There was a point in the test where he had me stand and close my eyes..I was VERY nervous….meaning inside I was freaking out, he asked me to take a step and I…well I just couldn’t!  He encouraged me and told he he had me and I wouldn’t fall (in my mind I thought, “yeah, this little guy is going to catch this big old woman…in his dreams!”.  Out loud I broke into tears and said, “I don’t do the dark.”  I should have explained, I’m not really that afraid of falling, yeah I might get hurt, but that isn’t nearly as scary to me as the vertigo, and the dark can trigger vertigo…I don’t do dark.

My anxiety is so high.  That is so not a good thing.  Anxiety can cause vertigo. Vertigo causes anxiety.  There’s a bit of a Catch 22 there isn’t it?  I have noticed I do not like it when someone says that I’m anxious.  (Yep, he said that)  I get defensive. I want to scream, “If you had this would you not react like I am?”  I feel like being anxious is a negative thing, therefore they are telling me that I’m not dealing with this as well as I could.  I know I’m much more anxious than I used to be, panic mode, almost constant fear…it’s hard, really hard.  (No, I have not been keeping up my mindfulness practice, and yes I started meditating again this week.)
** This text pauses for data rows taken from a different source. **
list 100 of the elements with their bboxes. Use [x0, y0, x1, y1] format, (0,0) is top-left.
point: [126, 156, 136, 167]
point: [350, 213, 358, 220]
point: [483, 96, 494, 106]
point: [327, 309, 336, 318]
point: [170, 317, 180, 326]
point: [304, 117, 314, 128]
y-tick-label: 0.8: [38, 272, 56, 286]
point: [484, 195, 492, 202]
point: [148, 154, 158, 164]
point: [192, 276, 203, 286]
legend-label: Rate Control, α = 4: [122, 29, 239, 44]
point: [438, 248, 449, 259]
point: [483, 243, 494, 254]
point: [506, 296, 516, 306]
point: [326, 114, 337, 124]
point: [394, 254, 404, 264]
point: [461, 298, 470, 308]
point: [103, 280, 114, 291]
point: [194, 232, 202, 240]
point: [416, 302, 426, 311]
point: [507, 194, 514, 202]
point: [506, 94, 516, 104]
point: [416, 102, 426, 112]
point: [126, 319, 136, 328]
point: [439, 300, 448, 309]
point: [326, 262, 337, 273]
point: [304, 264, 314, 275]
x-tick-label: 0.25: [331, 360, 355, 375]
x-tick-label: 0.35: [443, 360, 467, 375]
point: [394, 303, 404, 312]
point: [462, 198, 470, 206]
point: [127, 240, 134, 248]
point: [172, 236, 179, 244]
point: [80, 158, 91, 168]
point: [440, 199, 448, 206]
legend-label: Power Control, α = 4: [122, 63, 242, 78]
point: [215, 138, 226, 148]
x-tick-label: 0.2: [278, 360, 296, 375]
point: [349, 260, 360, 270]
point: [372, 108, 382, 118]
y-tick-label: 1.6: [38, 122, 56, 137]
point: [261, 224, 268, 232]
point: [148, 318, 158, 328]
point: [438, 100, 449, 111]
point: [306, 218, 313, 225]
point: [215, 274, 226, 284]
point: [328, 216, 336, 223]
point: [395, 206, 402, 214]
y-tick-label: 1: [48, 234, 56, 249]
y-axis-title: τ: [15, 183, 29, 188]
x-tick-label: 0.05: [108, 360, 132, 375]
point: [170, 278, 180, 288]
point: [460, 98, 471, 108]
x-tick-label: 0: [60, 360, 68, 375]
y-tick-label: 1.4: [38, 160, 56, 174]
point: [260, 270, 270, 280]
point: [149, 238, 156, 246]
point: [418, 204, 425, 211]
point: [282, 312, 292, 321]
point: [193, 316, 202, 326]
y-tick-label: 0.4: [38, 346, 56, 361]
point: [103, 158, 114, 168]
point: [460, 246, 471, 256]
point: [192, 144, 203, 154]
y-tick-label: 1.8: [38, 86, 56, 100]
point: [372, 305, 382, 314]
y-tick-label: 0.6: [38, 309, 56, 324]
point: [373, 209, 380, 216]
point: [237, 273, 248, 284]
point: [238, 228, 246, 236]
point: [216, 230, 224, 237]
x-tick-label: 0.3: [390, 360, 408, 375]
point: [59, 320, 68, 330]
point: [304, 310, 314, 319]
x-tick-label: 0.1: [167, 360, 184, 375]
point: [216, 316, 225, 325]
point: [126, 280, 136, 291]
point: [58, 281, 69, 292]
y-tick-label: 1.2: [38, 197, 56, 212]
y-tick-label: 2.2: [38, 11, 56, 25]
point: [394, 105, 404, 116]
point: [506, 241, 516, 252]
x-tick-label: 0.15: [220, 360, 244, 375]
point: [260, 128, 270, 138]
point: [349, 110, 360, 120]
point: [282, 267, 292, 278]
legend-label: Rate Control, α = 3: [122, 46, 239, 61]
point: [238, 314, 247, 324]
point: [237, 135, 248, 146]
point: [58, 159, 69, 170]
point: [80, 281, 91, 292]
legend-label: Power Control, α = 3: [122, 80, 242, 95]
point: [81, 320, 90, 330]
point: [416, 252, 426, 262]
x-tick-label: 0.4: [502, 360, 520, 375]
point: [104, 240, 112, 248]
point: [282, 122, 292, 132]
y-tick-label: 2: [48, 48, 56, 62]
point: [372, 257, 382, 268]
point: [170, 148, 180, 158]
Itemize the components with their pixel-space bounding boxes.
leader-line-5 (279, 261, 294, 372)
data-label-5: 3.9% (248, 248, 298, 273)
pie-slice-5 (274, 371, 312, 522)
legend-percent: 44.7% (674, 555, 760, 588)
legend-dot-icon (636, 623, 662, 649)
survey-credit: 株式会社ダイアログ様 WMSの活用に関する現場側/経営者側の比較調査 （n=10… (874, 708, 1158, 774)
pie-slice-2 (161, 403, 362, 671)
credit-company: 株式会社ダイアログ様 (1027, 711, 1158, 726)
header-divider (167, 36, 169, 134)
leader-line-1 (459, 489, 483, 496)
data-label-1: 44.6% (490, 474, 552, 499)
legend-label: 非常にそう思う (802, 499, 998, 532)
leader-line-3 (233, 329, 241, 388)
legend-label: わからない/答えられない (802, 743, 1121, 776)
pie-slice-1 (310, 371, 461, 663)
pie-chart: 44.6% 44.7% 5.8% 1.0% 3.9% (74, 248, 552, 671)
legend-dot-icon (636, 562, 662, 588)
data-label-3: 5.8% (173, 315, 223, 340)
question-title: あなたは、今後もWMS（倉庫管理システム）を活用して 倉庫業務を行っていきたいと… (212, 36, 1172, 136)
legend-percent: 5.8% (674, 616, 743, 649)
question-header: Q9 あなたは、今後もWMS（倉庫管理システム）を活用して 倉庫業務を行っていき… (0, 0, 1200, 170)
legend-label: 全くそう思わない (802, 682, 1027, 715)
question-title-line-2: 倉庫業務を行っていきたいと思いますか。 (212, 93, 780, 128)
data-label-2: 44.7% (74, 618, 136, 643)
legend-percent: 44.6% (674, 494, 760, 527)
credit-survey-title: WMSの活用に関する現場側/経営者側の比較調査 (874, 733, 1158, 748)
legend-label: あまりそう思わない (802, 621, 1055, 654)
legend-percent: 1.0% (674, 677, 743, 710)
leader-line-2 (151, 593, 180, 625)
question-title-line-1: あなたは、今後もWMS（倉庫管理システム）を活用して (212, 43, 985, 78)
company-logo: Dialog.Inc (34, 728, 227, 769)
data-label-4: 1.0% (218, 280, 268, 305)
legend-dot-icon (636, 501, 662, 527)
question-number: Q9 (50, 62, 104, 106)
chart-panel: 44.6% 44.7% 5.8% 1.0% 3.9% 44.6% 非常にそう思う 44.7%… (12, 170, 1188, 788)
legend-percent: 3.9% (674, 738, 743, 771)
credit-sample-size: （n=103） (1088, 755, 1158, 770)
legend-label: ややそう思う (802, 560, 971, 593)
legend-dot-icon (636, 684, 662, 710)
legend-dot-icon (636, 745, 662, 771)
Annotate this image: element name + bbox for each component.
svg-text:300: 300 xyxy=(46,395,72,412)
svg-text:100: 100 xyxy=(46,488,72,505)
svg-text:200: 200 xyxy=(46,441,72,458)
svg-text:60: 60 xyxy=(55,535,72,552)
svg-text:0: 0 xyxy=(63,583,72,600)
It was a fairly long intake appointment, all the testing, background questions….he was surprised I hadn’t had this kind of therapy before.  That’s because, most of the people he sees have not been living with a vestibular disorder for this many years before getting vestibular therapy for the first time.  *scrunchy face*

He warned me that this isn’t going to be easy, that I will probably be nauseous a lot, but if I can hang in there it can really help.

My homework…when I got there he noticed that I don’t move my head much when I walk, so my homework has been to look around. Open my visual range, turning my head. Of course, always using my walker.

I had a pretty big vertigo attack that started on the way home, and I felt horrible the whole next day.  I even fell down, I’ve only fallen once since my hip replacement until now.  (Really I kind of slid down the wall, I felt myself getting really bad, so instead of trying to race to a chair or something, I leaned on the wall and just slid down.  I’ve found that to be pretty safe.)

I’m trying to do my homework and look around, but it’s hard, moving my head really makes me sick.

I go back on Thursday, yep tomorrow, we’ll see how it goes.

He wanted to see me twice a week, but we asked if I could go once a week with homework. Hubby has to take me everywhere and I’m trying to reduce the amount of appointments. His work hours can be flexible, but it’s much better if he works somewhat normal hours, and I don’t want to exhaust my poor husband, being a caregiver is hard.  Ryan said that he would give me plenty of homework!